Dept of Internal Medicine V, Comprehensive Pneumology Center (CPC-M), Member of the German Center for Lung Research (DZL), University of Munich, Munich, Germany
Both authors contributed equally.
Eur Respir J. 2017 Apr 12;49(4). doi: 10.1183/13993003.01315-2016. Print 2017 Apr.
Identification of disease phenotypes might improve the understanding of patients with chronic lung allograft dysfunction (CLAD). The aim of the study was to assess the impact of pulmonary restriction and air trapping by lung volume measurements at the onset of CLAD.A total of 396 bilateral lung transplant recipients were analysed. At onset, CLAD was further categorised based on plethysmography. A restrictive CLAD (R-CLAD) was defined as a loss of total lung capacity from baseline. CLAD with air trapping (AT-CLAD) was defined as an increased ratio of residual volume to total lung capacity. Outcome was survival after CLAD onset. Patients with insufficient clinical information were excluded (n=95).Of 301 lung transplant recipients, 94 (31.2%) developed CLAD. Patients with R-CLAD (n=20) and AT-CLAD (n=21), respectively, had a significantly worse survival (p<0.001) than patients with non-R/AT-CLAD. Both R-CLAD and AT-CLAD were associated with increased mortality when controlling for multiple confounding variables (hazard ratio (HR) 3.57, 95% CI 1.39-9.18; p=0.008; and HR 2.65, 95% CI 1.05-6.68; p=0.039). Furthermore, measurement of lung volumes was useful to identify patients with combined phenotypes.Measurement of lung volumes in the long-term follow-up of lung transplant recipients allows the identification of patients who are at risk for worse outcome and warrant special consideration.

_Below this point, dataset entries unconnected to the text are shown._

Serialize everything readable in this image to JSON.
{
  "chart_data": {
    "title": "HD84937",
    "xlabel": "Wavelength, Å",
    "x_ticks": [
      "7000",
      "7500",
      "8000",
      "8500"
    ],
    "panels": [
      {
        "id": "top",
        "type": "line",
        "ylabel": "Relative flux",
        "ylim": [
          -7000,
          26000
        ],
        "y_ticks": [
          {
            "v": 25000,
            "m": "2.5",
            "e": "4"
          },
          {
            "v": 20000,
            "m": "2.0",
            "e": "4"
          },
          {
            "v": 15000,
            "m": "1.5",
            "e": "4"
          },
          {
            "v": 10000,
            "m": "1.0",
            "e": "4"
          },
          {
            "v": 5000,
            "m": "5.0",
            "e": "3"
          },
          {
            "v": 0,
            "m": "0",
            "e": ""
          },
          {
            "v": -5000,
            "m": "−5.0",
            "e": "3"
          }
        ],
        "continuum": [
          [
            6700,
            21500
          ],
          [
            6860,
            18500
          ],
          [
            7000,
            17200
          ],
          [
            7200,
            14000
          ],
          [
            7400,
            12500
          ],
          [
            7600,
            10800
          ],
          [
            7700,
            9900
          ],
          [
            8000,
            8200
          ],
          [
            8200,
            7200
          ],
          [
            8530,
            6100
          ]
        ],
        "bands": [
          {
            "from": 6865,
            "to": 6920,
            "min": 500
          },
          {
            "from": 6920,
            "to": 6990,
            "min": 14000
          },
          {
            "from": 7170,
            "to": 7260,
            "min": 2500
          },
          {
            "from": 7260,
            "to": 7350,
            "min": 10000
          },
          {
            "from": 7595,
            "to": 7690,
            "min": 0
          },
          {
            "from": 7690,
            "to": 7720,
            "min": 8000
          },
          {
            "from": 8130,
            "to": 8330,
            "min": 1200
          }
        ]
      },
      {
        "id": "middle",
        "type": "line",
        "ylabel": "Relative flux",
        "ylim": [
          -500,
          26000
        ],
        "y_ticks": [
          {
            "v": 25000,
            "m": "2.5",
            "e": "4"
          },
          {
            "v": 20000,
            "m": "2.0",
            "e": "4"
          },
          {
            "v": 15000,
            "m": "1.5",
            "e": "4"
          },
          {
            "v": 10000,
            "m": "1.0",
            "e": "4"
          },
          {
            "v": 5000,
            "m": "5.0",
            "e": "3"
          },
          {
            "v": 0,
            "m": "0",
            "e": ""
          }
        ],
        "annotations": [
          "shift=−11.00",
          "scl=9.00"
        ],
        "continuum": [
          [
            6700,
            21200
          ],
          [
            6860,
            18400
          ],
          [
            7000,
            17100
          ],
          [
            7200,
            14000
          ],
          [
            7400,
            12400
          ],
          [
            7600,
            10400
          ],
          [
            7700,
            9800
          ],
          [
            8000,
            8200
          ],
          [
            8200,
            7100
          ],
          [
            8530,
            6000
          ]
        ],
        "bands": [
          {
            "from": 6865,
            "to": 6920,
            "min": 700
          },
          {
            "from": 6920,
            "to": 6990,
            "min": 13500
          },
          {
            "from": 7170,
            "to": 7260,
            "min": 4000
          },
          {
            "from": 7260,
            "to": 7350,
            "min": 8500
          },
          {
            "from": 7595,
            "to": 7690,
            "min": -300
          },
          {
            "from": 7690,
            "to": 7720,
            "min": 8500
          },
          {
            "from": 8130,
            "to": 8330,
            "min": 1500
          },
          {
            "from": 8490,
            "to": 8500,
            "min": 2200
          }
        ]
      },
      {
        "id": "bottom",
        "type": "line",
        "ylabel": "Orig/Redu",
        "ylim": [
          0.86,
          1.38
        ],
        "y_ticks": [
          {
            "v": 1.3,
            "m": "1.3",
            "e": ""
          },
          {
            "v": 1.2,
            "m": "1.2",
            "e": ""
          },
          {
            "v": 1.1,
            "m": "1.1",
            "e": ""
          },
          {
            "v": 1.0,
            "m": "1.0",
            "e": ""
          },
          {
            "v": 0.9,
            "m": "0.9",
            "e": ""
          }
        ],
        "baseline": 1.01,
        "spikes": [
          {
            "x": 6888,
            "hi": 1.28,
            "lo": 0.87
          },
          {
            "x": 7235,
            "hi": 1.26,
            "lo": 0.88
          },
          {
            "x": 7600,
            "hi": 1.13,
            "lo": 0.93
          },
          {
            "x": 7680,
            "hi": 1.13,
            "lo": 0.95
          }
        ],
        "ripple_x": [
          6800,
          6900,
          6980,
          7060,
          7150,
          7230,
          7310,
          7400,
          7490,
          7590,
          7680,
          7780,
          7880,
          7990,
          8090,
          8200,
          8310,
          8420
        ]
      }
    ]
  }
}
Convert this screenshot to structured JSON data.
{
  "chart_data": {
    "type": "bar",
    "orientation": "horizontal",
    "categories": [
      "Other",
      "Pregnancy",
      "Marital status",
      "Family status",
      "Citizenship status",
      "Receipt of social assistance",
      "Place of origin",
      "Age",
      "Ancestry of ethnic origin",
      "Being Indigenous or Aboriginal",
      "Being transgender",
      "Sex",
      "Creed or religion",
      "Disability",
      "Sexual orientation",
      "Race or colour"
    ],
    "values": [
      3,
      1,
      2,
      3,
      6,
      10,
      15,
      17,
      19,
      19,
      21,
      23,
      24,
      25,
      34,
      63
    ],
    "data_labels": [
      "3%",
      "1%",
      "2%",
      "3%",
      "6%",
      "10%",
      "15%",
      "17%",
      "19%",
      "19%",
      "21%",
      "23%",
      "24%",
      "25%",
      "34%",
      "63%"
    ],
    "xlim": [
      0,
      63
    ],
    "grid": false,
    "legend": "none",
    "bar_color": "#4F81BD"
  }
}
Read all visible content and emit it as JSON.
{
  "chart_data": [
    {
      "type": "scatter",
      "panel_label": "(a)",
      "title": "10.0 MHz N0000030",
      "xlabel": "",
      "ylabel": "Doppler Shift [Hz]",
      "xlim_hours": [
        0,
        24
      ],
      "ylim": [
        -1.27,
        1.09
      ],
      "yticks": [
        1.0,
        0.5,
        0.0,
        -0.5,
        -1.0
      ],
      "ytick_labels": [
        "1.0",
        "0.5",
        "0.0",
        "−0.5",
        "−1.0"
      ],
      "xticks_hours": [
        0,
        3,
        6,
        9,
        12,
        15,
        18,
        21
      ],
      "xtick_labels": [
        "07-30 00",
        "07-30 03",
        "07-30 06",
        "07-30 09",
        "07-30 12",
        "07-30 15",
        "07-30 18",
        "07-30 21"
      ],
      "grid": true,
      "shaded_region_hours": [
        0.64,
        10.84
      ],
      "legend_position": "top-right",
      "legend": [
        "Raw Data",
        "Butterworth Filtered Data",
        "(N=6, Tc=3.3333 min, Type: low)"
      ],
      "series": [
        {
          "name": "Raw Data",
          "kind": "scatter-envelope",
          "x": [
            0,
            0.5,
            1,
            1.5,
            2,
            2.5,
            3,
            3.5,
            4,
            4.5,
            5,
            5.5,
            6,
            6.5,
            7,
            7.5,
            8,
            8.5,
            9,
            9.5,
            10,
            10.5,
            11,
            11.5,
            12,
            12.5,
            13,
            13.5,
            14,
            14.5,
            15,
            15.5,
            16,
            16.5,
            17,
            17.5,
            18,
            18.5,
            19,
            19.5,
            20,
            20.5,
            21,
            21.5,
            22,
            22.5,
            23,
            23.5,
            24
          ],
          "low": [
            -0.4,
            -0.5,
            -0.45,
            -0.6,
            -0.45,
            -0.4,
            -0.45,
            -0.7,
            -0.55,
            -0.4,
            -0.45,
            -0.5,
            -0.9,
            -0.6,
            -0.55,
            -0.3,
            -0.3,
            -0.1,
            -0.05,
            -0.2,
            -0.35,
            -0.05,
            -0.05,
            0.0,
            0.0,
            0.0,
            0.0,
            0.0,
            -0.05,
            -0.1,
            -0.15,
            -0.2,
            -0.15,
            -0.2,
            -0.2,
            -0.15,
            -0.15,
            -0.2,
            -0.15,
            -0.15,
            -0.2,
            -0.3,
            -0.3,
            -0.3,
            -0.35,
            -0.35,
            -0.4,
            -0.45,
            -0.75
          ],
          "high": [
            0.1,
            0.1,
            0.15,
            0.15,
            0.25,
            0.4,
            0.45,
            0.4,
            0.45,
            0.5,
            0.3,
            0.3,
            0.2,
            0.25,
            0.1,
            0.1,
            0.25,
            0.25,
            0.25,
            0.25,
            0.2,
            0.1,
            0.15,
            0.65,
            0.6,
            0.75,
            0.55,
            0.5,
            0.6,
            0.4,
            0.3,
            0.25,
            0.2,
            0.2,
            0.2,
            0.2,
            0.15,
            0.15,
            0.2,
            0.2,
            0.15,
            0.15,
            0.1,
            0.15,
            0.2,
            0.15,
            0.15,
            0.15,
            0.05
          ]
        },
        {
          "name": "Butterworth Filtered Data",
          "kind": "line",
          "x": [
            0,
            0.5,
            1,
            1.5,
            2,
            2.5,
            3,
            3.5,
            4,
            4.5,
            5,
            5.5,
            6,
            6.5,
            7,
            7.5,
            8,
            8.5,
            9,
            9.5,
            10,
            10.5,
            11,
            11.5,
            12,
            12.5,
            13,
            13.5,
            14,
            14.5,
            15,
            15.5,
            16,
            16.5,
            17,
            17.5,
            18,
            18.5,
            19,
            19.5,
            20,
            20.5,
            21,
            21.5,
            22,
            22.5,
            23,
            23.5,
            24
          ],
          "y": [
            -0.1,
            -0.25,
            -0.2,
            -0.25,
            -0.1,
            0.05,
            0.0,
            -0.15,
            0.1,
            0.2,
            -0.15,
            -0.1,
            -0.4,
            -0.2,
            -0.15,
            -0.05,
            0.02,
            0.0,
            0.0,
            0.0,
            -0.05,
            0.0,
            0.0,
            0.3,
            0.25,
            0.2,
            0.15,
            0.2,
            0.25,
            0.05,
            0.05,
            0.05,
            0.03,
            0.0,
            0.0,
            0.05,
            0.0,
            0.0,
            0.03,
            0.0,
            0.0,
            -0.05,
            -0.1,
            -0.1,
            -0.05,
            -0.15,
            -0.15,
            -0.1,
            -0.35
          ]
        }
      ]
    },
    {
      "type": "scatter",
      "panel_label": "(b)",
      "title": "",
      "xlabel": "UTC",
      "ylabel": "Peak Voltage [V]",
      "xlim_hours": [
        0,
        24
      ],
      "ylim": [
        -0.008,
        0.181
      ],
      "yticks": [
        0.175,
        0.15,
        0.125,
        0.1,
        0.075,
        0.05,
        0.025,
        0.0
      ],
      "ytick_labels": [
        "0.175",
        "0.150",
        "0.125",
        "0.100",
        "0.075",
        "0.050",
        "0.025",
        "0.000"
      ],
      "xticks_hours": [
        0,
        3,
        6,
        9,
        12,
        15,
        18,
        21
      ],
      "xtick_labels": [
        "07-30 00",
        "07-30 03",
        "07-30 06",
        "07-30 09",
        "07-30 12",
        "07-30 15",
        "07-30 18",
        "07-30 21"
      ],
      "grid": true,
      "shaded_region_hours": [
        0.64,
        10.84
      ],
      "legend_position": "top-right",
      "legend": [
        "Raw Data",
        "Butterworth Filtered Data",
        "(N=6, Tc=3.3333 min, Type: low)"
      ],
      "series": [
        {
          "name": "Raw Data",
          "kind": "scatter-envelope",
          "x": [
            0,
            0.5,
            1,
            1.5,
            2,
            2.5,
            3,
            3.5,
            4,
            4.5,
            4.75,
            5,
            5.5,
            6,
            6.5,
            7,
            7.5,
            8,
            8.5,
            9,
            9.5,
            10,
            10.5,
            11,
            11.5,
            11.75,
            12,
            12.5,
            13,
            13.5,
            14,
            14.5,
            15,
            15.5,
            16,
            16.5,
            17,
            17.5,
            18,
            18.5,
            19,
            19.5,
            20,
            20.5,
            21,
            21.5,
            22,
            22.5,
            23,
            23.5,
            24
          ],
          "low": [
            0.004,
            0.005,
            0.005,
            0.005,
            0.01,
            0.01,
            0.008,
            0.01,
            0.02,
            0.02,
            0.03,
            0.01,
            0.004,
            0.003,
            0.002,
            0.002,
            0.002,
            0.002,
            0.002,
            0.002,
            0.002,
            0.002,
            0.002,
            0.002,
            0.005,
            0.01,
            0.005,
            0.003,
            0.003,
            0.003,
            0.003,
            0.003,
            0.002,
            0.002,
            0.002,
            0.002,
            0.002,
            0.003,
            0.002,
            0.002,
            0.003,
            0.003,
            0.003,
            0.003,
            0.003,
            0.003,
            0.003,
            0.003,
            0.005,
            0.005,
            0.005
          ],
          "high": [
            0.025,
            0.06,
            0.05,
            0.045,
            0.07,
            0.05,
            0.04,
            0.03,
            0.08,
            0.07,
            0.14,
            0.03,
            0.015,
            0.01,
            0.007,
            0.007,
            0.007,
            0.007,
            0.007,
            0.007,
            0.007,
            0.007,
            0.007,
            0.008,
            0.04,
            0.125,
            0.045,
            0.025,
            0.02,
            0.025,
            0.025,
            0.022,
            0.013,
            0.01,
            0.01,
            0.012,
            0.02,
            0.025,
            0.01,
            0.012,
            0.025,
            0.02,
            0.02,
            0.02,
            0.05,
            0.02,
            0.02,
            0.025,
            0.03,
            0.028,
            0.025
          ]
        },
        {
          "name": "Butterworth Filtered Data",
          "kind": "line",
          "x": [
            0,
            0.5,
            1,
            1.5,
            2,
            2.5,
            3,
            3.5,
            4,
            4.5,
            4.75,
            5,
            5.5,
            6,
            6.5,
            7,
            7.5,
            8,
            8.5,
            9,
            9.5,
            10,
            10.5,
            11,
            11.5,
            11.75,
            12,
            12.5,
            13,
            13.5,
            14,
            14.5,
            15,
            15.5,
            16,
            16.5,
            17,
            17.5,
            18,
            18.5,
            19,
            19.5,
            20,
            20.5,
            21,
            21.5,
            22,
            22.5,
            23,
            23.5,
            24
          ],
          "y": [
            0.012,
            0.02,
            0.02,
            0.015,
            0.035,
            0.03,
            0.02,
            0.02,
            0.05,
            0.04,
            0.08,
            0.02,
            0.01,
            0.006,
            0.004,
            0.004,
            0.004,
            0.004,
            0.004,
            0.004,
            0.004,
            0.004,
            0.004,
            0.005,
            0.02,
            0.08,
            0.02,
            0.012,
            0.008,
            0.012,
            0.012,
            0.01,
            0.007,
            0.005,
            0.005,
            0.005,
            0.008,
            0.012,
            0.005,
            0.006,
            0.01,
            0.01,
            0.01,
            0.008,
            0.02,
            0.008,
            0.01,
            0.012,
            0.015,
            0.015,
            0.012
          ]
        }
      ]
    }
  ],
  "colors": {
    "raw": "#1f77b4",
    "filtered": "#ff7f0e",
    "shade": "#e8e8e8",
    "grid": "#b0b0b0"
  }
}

识别疾病表型可能有助于加深对慢性肺移植物功能障碍(CLAD)患者的认识。本研究旨在通过肺量测定评估 CLAD 发病时肺限制和空气潴留的影响。
共分析了 396 例双侧肺移植受者。CLAD 发病时,根据体描仪进一步分类。限制性 CLAD(R-CLAD)定义为总肺容量从基线丢失。伴有空气潴留的 CLAD(AT-CLAD)定义为残气量与总肺容量比增加。结局为 CLAD 发病后的生存情况。排除临床资料不足的患者(n=95)。
301 例肺移植受者中,94 例(31.2%)发生 CLAD。R-CLAD(n=20)和 AT-CLAD(n=21)患者的生存率明显较差(p<0.001),而非 R/AT-CLAD 患者的生存率较差。控制多种混杂变量后,R-CLAD 和 AT-CLAD 均与死亡率增加相关(危险比(HR)3.57,95%CI 1.39-9.18;p=0.008;HR 2.65,95%CI 1.05-6.68;p=0.039)。此外,肺容积测量有助于识别具有联合表型的患者。
在肺移植受者的长期随访中测量肺容积,可以识别出预后较差的患者,并需要特别考虑。